Jacksonville School District 117 is seeing the effects of the Delta variant transmission of COVID-19 in the community firsthand.
On Wednesday, Superintendent Steve Ptacek told the Board of Education that the highest number of students under quarantine in one day was surpassed on the second day of school this year. The highest number of in-school quarantines last year at the height of the early days of the pandemic was 50 on November 23rd. On Tuesday, the district had 51 with expectations that number was projected to grow.
Ptacek says the virus is definitely making its impact felt here at the outset of the school year: “The COVID numbers are [high]. This is impacting our students much more than it did last year. Our staff numbers are great. I think if you read reports from across the country, this is becoming much more of an impact on our young people than it was from 2020 into 2021. We had 51 students that were quarantined due to being in close contact with a student at school. That was Tuesday’s number. Our high last year was 50 in one day, so we beat the number of students that were quarantined at the beginning of our second week of school compared to at the height of last year. That’s concerning. We have to start looking at ways that we are minimizing the impact of what one student who brings the virus to school, because all of this is outside of school transmission.”
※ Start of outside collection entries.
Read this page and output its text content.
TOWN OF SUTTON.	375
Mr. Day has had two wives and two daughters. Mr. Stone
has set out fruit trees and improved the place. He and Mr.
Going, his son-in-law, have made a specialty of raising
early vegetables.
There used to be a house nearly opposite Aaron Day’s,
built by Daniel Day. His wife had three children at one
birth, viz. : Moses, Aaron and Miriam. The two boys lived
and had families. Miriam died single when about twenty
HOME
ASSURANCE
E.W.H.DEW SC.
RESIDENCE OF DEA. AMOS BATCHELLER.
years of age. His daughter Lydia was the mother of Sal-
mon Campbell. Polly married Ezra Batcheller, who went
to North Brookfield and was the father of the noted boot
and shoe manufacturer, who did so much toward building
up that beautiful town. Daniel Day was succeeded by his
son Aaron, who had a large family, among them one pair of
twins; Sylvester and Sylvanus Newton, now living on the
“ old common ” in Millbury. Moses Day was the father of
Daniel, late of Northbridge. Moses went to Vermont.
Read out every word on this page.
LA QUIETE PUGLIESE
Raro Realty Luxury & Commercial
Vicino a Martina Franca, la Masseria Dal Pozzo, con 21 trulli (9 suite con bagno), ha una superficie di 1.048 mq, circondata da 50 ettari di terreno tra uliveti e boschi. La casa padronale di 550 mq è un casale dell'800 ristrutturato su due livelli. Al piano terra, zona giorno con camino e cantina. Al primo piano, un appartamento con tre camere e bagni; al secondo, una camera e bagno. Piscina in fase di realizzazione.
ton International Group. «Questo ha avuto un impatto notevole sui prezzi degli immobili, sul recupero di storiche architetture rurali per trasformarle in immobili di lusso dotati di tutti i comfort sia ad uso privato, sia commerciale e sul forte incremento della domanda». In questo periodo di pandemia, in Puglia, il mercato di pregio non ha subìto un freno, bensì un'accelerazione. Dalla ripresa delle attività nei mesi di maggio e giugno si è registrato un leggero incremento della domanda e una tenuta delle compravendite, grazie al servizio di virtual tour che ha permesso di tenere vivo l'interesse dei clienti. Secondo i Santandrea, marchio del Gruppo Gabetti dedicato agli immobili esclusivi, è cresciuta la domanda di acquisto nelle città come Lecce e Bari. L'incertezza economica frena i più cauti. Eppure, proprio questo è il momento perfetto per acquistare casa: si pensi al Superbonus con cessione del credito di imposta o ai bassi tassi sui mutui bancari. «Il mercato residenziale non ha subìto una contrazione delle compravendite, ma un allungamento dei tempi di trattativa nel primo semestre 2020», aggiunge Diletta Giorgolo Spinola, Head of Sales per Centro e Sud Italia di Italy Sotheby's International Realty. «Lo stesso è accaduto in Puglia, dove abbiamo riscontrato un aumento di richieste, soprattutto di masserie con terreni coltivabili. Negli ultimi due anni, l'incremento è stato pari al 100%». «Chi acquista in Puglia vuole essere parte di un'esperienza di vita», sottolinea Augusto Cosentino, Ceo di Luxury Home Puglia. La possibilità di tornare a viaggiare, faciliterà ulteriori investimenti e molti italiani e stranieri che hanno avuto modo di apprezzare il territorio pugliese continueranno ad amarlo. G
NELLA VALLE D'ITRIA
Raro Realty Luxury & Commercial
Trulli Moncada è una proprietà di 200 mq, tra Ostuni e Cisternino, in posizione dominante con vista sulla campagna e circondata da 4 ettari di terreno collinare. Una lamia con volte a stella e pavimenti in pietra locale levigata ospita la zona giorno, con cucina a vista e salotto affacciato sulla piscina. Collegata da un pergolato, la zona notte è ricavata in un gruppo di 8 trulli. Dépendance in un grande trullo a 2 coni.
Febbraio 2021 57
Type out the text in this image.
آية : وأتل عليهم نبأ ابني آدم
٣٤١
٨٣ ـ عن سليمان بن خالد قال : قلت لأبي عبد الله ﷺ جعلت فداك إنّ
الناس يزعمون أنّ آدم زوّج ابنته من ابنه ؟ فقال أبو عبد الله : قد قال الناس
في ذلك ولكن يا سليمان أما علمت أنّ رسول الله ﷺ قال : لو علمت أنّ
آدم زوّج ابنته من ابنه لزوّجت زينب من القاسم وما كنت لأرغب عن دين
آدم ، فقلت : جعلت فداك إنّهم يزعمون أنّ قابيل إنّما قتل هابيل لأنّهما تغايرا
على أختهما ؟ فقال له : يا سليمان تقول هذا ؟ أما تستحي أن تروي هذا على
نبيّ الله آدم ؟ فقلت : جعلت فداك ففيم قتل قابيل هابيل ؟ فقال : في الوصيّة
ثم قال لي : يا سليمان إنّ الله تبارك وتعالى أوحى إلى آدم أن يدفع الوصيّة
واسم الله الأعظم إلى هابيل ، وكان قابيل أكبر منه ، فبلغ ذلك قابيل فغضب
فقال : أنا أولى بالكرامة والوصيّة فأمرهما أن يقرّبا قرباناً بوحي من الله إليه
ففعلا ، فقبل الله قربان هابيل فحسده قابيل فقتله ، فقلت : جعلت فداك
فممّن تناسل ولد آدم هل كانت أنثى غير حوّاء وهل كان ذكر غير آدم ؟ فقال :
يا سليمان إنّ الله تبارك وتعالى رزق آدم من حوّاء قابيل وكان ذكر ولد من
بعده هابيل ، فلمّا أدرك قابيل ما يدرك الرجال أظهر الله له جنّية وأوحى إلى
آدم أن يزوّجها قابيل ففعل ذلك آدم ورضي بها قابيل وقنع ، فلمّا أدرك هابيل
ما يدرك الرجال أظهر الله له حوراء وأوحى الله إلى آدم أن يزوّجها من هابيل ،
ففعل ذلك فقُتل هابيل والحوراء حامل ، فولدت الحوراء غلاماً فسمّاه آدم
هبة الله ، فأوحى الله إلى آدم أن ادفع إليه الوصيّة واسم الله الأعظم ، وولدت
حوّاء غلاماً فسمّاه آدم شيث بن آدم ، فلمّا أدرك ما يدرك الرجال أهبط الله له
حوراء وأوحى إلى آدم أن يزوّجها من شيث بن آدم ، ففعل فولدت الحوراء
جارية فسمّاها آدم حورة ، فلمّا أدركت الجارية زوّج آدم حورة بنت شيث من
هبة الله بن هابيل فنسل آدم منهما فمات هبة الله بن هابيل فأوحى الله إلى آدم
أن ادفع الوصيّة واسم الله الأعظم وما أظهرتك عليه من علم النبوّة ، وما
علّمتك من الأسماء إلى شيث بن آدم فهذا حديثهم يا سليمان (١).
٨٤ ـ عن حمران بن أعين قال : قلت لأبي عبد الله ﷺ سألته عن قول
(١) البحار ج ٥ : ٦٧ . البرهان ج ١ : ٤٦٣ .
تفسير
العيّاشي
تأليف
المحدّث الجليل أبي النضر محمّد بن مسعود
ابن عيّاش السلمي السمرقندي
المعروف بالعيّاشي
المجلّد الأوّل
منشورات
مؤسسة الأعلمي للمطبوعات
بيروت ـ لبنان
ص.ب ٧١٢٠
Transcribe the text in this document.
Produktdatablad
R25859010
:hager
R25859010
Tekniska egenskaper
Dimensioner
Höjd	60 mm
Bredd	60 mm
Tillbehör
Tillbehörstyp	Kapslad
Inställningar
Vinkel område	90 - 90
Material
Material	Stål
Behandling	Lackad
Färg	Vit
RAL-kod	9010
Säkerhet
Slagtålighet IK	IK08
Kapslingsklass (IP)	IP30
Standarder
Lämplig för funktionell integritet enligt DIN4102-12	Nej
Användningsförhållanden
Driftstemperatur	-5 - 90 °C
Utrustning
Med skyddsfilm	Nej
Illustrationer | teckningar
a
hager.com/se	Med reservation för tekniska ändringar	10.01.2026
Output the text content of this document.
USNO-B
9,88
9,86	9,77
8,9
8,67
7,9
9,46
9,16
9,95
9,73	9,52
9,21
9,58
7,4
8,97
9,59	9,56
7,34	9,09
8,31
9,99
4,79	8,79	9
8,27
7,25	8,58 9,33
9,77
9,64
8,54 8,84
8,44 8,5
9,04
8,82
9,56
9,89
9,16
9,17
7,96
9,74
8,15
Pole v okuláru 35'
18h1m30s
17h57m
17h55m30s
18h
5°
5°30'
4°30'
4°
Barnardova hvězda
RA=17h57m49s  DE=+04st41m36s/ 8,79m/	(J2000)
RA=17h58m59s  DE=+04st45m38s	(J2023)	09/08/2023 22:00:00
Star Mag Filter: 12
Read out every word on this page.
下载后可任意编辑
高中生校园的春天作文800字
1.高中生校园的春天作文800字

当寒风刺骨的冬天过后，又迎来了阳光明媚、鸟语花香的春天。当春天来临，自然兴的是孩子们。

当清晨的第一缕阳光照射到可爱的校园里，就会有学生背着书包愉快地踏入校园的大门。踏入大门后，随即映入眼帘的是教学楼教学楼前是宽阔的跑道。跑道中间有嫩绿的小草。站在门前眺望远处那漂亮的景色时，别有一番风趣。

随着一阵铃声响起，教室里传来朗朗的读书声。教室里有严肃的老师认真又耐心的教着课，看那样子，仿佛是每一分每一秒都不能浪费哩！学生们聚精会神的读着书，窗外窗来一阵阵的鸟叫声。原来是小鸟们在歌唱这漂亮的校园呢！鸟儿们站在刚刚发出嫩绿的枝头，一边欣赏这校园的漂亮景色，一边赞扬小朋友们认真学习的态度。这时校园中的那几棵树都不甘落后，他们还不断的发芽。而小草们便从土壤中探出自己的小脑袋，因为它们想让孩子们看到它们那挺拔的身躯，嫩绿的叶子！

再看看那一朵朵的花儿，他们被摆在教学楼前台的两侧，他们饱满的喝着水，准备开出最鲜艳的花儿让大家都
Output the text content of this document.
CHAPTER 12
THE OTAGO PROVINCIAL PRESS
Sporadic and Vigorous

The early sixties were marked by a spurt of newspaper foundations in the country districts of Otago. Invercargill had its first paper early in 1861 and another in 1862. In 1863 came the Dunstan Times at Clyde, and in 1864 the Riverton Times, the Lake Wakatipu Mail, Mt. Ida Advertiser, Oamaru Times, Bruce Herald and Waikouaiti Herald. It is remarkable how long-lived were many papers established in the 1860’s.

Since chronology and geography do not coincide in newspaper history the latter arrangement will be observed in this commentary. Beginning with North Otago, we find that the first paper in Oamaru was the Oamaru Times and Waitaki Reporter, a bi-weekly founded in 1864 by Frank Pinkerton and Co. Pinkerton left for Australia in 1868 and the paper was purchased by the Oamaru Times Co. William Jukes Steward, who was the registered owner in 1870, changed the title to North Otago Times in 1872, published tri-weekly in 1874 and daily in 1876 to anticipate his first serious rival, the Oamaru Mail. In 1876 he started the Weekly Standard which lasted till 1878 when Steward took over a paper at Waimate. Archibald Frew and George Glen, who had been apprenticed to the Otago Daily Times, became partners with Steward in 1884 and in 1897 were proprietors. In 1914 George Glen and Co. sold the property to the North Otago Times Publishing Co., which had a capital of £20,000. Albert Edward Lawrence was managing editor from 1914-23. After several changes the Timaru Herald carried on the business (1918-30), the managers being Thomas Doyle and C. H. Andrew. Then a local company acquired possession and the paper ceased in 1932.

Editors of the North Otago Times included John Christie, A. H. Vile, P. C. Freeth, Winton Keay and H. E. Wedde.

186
Ptacek says he’s going to be tracking COVID-19 at least every other day and posting it to social media and the district’s website for the public. Ptacek says discussions have begun on structural changes that may be taking place to limit the number of people students come into contact with from day-to-day: “I want to give it at least another week of analyzing the data to see if we need to go to a change. We might need to talk about another form of block scheduling to limit the number of classes each student goes to each day; and therefore, that would limit the number of students they are in contact with each day. In other words, last year, when a student came to school if they were positive, they went to 3 classes, no lunch, they went home. Their potential impact on other students was just that – the 3 classes. Now, the structure is 7 classes with lunch, and I think that’s one reason why we are seeing the number of close contacts increase. We might have to start thinking outside the box on some different ways to provide that structure, and we’re not talking about going back to just the 5 hours a day right now. We are talking about within that regular, daily hour schedule some ways to altering that structure to minimize the number of contacts each student is close to.”
Ptacek says despite the push back from part of the community on the statewide in-school mask mandate; data has shown, at least locally, that masks work based upon data from last year: “I do know this. Last year, the entire year, when we have masks on for our students and our staff, we have one potential transfer [in school] to a student the entire year. I say potential because we do know that the students might have been together with each other hanging out outside of school also, but we couldn’t guarantee that, so we put it as a potential transfer at school. Early in the year, before everybody understood the impact that this would have, we did have a lunch where 5 staff members took their masks off and ate in a room together and all of them became positive. That data right there, while it’s not scientific, it’s not done by a research company through the CDC or anything else, tells us that our success last year was because people had masks on. Other than the ISBE saying it’s mandated we have them and holding schools accountable if they don’t mandate them, that number says if we want to keep our schools open and keep as many kids in school possible, that we need to maintain wearing masks.”
As of the data released on Tuesday, the district has 25 positive cases with 128 students in quarantine.